I heard that horn can actually be bent and formed with heat and
pressure. Is it better to heat it in a liquid? Is there an ideal
temperature so is is easier to bend? Would anyone know about it or
about related litterature / websites?

I would really apreciate your help. Thank you all in advance.

Cyril


#2

It can be done with either dry or wet heat. I’ve found boiling to
be easier to manage for most purposes, as you have fewer concerns
about scorching, I do make small adjustments using a heat gun as a
heat source. The right molding temperature will vary a bit with the
thickness and even species of bovine that the horn comes from, and
your elevation. General rule of thumb is about an hour minimum at a
slow boil/high simmer plus about another 10 minutes or so for every
millimeter of thickness. You will have to experiment with scrap to
get the baseline for your local. Here in N. Florida, I can mold
simple shapes after 60-70 minutes, say a spoon bowl. Compound
curves, like a fluted edge is more like 90 minutes. It helps if the
molding tools are warm as well. They don’t need to be scorching
hot, but too hot to comfortably touch seems to help.

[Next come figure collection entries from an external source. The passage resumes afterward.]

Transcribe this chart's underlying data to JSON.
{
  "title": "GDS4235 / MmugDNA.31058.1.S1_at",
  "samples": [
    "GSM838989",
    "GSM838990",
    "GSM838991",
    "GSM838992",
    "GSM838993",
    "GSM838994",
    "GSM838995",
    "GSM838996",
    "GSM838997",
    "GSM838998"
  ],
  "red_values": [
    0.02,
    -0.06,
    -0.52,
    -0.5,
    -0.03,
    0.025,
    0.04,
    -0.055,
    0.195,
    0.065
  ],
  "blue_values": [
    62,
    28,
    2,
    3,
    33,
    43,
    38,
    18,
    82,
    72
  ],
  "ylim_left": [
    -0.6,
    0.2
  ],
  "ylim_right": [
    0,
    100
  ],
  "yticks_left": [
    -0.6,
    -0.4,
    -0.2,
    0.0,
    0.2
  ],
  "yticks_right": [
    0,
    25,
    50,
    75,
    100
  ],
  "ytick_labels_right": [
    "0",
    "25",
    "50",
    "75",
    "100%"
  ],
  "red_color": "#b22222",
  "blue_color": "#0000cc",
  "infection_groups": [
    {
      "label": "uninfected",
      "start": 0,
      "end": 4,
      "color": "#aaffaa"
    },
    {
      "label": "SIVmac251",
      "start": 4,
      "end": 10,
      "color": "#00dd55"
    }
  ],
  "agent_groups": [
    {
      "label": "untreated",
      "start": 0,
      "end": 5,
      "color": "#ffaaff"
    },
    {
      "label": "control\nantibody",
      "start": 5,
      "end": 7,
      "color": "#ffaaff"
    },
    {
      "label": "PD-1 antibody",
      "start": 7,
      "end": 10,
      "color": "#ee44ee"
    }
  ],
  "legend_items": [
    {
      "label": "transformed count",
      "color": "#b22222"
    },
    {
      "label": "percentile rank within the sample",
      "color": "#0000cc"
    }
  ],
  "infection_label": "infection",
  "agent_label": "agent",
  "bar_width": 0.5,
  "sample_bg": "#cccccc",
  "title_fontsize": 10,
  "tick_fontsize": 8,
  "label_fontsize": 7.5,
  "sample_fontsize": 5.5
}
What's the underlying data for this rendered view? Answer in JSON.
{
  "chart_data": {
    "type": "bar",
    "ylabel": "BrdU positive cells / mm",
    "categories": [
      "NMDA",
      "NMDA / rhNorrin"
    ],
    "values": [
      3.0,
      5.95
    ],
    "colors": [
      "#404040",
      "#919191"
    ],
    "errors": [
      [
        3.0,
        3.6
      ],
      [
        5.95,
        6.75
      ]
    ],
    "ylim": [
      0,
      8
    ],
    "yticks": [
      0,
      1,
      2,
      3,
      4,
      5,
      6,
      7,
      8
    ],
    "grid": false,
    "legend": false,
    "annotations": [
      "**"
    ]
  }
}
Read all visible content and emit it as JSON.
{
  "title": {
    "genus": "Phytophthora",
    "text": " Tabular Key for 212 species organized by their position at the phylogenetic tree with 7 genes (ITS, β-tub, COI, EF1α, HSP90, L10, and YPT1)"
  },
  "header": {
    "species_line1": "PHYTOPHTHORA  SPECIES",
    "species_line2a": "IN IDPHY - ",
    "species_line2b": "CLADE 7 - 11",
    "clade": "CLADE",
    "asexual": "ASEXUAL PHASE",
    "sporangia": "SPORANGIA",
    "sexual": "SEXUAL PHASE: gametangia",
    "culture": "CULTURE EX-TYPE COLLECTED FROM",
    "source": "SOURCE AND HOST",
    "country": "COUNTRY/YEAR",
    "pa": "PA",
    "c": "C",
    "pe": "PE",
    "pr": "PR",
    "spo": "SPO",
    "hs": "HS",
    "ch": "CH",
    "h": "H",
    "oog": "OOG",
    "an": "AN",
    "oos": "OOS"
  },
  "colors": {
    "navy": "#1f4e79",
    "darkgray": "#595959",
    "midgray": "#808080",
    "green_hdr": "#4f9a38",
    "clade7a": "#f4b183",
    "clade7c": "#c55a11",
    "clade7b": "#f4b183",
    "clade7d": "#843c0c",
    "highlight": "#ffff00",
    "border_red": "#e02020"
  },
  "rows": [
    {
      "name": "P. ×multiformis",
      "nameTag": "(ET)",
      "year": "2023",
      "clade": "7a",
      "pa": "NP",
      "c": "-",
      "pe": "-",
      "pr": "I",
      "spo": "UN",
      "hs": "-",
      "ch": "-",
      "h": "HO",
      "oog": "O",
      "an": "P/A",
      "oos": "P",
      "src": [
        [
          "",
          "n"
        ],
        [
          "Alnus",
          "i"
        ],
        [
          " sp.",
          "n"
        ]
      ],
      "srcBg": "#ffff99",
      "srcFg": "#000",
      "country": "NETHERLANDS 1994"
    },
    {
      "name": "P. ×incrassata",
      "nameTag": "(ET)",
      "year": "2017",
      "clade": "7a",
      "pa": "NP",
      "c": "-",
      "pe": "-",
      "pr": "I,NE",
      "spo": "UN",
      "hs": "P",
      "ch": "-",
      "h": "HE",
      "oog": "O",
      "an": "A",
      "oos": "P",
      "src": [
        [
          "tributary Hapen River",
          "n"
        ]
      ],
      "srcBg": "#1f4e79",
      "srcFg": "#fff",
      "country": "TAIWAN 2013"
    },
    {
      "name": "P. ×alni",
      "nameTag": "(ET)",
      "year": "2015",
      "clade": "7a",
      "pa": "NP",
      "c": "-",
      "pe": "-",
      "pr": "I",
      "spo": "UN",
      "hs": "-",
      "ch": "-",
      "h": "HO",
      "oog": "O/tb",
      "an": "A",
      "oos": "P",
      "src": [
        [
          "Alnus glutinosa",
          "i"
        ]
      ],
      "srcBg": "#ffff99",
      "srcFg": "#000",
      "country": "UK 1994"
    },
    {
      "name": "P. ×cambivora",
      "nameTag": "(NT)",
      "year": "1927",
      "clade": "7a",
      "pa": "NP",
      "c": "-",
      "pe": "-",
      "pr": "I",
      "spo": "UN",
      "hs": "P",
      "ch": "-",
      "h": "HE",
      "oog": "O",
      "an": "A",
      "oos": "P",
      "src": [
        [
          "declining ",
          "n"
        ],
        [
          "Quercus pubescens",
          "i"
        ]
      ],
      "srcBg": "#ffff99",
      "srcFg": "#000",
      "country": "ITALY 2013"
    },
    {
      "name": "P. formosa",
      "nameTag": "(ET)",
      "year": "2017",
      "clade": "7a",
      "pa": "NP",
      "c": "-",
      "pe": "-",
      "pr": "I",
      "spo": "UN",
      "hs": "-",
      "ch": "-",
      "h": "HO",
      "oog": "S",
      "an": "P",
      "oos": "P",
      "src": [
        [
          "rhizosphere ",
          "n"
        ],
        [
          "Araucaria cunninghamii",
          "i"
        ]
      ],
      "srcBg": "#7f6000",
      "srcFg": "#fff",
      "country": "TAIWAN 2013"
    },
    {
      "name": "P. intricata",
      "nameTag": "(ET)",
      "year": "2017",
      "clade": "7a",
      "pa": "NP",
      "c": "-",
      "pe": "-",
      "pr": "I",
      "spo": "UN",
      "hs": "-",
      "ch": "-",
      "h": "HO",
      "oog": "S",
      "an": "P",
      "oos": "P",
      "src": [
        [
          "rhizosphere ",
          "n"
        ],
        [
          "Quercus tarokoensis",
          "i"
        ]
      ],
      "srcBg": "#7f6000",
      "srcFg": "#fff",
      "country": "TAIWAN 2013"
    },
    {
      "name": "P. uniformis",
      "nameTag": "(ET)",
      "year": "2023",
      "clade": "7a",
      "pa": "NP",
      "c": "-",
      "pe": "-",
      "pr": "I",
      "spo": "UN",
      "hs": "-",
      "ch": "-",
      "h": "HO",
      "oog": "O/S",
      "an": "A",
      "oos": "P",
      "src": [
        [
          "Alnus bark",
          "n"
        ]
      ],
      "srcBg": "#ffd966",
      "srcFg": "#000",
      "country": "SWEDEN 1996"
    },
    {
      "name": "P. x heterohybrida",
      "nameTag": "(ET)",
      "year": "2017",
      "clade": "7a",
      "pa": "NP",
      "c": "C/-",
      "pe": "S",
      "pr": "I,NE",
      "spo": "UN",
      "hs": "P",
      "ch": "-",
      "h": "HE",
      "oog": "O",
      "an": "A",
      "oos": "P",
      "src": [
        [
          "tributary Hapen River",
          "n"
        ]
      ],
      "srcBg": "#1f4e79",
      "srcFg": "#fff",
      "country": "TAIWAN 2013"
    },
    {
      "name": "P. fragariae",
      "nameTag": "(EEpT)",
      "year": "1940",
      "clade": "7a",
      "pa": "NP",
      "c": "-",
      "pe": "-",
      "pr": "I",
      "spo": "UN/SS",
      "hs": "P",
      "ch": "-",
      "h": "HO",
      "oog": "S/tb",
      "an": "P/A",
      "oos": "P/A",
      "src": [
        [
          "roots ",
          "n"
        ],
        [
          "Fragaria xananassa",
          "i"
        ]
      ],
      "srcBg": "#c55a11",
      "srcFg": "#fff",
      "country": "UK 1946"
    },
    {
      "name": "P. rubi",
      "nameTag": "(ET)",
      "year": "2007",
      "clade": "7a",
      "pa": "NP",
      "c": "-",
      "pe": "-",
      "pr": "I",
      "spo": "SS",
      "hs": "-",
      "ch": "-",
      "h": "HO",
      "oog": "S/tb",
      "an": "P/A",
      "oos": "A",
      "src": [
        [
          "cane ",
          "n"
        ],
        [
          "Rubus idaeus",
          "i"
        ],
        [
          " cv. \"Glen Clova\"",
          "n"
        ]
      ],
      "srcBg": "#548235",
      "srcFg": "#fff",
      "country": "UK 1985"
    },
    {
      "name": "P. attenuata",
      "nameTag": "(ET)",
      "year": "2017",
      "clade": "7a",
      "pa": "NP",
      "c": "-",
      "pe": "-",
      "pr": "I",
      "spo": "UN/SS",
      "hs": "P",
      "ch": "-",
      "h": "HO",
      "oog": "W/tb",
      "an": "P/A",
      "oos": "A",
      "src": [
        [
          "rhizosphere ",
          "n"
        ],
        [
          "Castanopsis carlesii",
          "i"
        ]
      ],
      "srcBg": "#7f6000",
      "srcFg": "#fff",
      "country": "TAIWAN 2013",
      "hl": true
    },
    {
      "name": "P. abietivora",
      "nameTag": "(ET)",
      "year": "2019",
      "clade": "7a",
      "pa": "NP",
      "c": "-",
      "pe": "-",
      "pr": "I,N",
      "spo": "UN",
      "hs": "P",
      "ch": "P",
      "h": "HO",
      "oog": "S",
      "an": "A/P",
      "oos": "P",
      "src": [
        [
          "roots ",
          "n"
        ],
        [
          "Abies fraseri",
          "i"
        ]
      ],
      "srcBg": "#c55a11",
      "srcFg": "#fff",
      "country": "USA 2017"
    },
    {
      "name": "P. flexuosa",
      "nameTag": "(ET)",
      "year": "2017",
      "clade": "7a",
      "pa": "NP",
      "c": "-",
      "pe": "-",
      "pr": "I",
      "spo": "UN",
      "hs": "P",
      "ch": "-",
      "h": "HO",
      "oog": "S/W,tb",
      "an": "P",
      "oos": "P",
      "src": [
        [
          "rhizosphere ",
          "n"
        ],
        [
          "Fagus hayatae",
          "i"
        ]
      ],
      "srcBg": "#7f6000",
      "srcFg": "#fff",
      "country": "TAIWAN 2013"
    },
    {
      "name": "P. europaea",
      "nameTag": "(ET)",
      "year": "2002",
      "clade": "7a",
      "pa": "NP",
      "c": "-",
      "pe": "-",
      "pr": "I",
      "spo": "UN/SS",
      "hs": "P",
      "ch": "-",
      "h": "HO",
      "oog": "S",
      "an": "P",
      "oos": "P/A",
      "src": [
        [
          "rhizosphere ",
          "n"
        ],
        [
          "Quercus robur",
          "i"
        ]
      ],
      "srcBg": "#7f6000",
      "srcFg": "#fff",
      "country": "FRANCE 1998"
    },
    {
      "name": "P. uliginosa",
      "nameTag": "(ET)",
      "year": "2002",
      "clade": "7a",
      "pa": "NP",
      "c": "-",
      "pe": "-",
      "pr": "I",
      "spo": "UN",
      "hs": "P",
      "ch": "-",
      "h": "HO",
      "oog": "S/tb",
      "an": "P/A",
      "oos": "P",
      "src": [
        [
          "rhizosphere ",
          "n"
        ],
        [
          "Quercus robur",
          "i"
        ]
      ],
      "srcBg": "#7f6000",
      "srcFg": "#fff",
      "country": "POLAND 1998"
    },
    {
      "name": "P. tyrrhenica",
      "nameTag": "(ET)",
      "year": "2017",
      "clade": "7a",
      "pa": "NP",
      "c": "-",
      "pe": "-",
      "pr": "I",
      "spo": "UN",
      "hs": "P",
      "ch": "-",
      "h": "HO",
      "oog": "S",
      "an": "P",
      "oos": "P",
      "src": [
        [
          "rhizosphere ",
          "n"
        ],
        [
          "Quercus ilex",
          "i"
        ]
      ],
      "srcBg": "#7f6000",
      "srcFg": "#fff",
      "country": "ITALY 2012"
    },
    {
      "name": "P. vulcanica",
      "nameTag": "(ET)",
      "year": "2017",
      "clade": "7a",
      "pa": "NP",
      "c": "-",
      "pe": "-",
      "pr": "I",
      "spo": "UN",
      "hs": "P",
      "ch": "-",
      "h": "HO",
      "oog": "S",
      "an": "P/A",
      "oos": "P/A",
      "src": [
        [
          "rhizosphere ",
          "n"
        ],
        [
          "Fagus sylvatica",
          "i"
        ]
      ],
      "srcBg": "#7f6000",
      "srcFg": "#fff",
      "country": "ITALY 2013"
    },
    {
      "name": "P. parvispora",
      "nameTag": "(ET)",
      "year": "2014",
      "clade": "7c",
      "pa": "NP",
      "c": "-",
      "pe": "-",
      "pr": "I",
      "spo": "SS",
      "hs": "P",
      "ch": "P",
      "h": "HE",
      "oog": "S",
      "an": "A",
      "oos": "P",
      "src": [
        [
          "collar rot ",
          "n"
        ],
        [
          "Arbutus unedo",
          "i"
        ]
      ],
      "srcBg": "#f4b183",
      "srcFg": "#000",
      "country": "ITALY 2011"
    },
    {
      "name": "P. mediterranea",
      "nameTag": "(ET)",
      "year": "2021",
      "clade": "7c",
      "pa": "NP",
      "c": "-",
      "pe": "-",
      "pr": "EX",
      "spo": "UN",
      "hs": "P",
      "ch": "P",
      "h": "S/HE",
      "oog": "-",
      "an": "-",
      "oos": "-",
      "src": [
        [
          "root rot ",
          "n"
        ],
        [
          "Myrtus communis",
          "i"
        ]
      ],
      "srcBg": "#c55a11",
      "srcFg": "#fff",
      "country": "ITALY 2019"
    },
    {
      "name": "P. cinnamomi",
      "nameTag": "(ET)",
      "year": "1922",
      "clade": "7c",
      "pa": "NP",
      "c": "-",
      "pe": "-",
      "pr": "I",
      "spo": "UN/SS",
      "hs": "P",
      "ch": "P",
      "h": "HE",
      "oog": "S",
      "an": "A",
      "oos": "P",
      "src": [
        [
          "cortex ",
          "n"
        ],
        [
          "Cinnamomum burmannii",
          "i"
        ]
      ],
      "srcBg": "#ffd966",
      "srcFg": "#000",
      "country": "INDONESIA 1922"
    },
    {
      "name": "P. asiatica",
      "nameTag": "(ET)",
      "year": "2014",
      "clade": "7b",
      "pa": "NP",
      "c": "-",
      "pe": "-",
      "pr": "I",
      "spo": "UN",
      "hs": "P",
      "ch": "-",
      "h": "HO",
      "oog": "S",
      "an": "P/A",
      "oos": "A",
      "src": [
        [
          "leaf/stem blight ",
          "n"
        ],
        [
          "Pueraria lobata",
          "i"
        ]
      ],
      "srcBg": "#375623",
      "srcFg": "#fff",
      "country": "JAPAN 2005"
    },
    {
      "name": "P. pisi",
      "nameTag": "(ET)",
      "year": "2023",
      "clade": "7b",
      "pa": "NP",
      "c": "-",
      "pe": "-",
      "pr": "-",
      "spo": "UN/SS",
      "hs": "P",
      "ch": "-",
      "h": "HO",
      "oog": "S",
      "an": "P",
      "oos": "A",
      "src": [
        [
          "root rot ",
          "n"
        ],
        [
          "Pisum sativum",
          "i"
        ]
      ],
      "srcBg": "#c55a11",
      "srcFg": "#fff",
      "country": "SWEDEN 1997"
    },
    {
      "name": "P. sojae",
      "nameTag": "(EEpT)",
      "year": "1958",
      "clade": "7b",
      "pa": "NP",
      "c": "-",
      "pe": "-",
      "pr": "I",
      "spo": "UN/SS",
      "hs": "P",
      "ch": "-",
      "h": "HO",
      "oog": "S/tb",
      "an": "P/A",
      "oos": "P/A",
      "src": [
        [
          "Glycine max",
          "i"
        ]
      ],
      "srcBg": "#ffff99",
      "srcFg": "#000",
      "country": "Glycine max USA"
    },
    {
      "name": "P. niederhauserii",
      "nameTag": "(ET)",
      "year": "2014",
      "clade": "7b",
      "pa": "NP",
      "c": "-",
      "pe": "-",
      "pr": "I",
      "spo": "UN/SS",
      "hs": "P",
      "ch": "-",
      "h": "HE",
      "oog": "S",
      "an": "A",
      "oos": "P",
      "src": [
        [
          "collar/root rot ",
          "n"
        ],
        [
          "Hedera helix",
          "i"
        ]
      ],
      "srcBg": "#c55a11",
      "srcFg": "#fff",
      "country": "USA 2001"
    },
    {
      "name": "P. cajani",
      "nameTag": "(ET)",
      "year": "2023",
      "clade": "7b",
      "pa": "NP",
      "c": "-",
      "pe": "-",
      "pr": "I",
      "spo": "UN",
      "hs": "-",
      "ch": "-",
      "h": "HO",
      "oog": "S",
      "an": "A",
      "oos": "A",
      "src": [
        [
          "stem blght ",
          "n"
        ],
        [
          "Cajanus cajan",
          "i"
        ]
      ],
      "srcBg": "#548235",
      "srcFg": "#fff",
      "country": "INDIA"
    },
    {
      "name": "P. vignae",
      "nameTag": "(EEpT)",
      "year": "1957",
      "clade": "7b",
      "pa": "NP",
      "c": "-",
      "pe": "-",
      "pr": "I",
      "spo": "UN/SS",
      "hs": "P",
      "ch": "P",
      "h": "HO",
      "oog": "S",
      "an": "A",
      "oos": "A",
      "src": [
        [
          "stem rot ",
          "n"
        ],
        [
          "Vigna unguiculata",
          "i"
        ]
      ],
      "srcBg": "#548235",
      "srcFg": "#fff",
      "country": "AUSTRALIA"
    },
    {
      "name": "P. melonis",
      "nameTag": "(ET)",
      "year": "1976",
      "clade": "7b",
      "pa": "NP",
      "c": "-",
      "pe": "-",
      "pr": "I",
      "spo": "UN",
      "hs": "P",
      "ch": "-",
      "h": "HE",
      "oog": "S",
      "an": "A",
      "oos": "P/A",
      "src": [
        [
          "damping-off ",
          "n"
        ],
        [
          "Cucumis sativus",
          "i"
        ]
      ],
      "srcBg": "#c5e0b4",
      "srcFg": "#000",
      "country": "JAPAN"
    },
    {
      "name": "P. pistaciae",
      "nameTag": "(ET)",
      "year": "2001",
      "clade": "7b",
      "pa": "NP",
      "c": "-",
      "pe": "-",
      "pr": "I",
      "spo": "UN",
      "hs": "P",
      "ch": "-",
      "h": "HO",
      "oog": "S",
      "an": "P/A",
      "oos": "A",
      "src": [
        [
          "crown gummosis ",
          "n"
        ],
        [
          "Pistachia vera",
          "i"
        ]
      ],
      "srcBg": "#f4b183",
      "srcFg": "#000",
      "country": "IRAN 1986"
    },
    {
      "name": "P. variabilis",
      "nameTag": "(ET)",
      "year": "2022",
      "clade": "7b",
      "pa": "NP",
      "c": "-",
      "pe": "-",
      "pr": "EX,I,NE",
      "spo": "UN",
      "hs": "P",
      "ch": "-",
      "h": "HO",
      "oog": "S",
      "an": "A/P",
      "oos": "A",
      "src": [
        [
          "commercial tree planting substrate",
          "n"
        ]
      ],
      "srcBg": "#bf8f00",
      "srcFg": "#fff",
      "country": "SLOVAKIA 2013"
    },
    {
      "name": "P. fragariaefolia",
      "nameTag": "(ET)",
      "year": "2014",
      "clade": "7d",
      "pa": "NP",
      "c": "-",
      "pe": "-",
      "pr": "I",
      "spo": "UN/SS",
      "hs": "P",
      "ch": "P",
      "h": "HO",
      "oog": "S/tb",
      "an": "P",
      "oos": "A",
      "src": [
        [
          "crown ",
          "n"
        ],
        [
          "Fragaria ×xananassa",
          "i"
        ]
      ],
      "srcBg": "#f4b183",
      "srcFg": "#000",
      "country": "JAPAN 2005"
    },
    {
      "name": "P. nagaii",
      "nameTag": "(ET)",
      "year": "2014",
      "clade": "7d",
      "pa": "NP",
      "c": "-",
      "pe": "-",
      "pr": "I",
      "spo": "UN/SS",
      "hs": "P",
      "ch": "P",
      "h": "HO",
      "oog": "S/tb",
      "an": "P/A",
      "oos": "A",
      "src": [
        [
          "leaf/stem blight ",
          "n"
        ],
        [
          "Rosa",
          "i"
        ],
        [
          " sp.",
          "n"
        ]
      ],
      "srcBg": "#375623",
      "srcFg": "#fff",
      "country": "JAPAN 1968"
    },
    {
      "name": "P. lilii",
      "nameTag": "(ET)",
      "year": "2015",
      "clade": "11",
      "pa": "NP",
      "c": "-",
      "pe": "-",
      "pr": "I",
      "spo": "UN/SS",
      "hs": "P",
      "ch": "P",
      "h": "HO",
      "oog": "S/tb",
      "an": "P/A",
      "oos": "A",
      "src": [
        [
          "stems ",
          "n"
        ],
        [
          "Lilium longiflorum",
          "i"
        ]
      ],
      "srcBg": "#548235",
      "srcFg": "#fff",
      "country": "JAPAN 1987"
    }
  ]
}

Ron Charlotte – Gainesville, FL
@Ron_Charlotte1 OR afn03234@afn.org


#3

Can this horn material be treated like wood marquetry and colored by
scorching it by placing the piece into hot sand to give it a shading
(brownish) color treatment?

Regards,
Mark


#4
Can this horn material be treated like wood marquetry and colored
by scorching it by placing the piece into hot sand to give it a
shading (brownish) color treatment? 

Hmm, I hadn’t thought of trying scorching heat to color horn. I may
have to experiment with some scrap. Historically, horn was
certainly used for inlay and veneer work. It can be delaminated
into thinner layers (it will do so on it’s own if left in the right
conditions). I have colored horn using leather dyes, and (quite by
accident initially) Kool aid drink mix.

Ron Charlotte – Gainesville, FL
@Ron_Charlotte1 OR afn03234@afn.org


#5

I have no experience with boiling horn but I think that the
temperature is a little too low in order to do much forming. I have
attended a course dealing with horn, bone and similar items and as I
recall, the best temperature is between 150 and 200 deg. C

One important thing to remember is to apply a generous amount of oil
before heating, otherwise the horn will dry out, smell like roasted
pigskin and start to bubble. Use the cheapest cooking oil available,
here in Denmark that is grape seed oil.

You can use a regular kitchen oven on the lowest setting, smear the
piece with oil and place it on a piece of alluminium foil. Leave it
in the oven for no more than four to five minutes. You will have to
experiment.

One little snag about working with horn is that it cool off very
fast so you don92t have much working time before it gets too cold to
mould.

You can also use a hot air gun but never forget the oil or else the
horn will be ruined.

If you are unhappy about the shape you get you can always oil again
and reheat. This will bring the horn back to its original shape.